Quarterly adjusted PAT surpasses its previous all-time high: Adjusted PAT grew by
55% y-y to Rs6.3bn, led by strong growth in domestic formulation, decent growth
in US generics and improved operating leverage. Other income rose sharply by 36%
y-y to Rs1.1bn, partly due to forex gain of Rs847mn for the quarter (The net forex
gain for the quarter was Rs170mn). The other operating income also increased by
55% y-y to Rs566mn. The tax outgo decreased by 25% y-y to Rs1.9bn. The higher
other income and lower tax led to PAT grow much faster than sales.

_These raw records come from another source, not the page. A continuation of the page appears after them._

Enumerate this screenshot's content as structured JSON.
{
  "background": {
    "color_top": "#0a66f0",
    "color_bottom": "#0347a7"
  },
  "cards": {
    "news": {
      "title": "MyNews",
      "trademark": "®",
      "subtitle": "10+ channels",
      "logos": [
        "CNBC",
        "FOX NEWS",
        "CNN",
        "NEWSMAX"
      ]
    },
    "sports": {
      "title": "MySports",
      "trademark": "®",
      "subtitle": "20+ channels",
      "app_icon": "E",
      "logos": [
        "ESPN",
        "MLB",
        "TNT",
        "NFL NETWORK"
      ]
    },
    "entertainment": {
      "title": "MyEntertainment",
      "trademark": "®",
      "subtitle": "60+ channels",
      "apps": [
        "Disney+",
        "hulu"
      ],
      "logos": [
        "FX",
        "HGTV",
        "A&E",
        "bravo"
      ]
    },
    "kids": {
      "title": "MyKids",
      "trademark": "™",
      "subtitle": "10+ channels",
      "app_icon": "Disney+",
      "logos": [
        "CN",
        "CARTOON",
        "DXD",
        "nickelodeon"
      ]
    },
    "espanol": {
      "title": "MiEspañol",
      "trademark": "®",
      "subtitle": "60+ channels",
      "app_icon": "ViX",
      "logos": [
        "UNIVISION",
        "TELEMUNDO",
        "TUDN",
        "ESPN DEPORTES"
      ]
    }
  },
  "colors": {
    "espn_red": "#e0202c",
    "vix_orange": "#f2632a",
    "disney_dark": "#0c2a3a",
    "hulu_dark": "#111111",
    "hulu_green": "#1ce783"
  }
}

Though the tax
rate was lower at 23% for the quarter, management has guided for 32% for FY15.
R&D for the quarter at Rs2.8bn formed 9.1% of net sales. Management has
maintained R&D spent guidance of 9-10% of net sales for FY15. Though the capex
spent at Rs2bn was higher for the quarter, LPC has maintained its capex guidance
of Rs5.5bn for FY15.
EBITDA margin up 121bps y-y, while down 732bps q-q: EBITDA margin came in at
24.9% for the quarter. There has been adverse impact on EBITDA margin sequentially,
mainly due to increased contribution of high margin products like g-Cymbalta,
g-Niaspan in Q1FY15. However, there has been price erosion in these products due
to higher competition, which led to fall in EBITDA margin for the quarter.
Management has guided for improvement in EBITDA margin in coming quarter on
the back of new product launches. Management has guided for 28-30% EBITDA
margin for FY15.
US generics and domestic formulation remains key drivers for sales growth in 2Q
FY15: Sales grew by 18.4% y-y, led by 23% y-y and 20.4% y-y growth in sales of US
generic and domestic formulation segment respectively. Domestic formulation
growth was largely driven by volume growth. Though US generic has contributed
considerably for y-y growth of overall sales, the y-y growth of US has been muted
compared to y-y growth of previous quarters. The price erosion in key products like
g-Cymbalta and g-Niaspan and adverse seasonal impact on cephalosporin sales led
to such muted growth in US generics. Japan sales grew by 22% in JPY terms led by
better sales growth of Kyowa.
LPC guided for 20-25% y-y growth (in $ terms) in US generics for FY15: US generics
sales came in at US$202mn against US$167mn y-y and US$260mn q-q. During the
quarter, LPC did not file any ANDA and hence cumulative ANDA filing remained at
200. LPC received two approvals during the quarter, taking the cumulative approval
to 105. The ANDAs pending for approval stand at 95 at the end of Q2FY15. LPC
launched three products during the quarter, taking the total launches in H1FY15 to
seven. LPC has guided for ten product launches in Q3 and Q4, which would enable
LPC to have 20-25% y-y growth in US generics for FY15.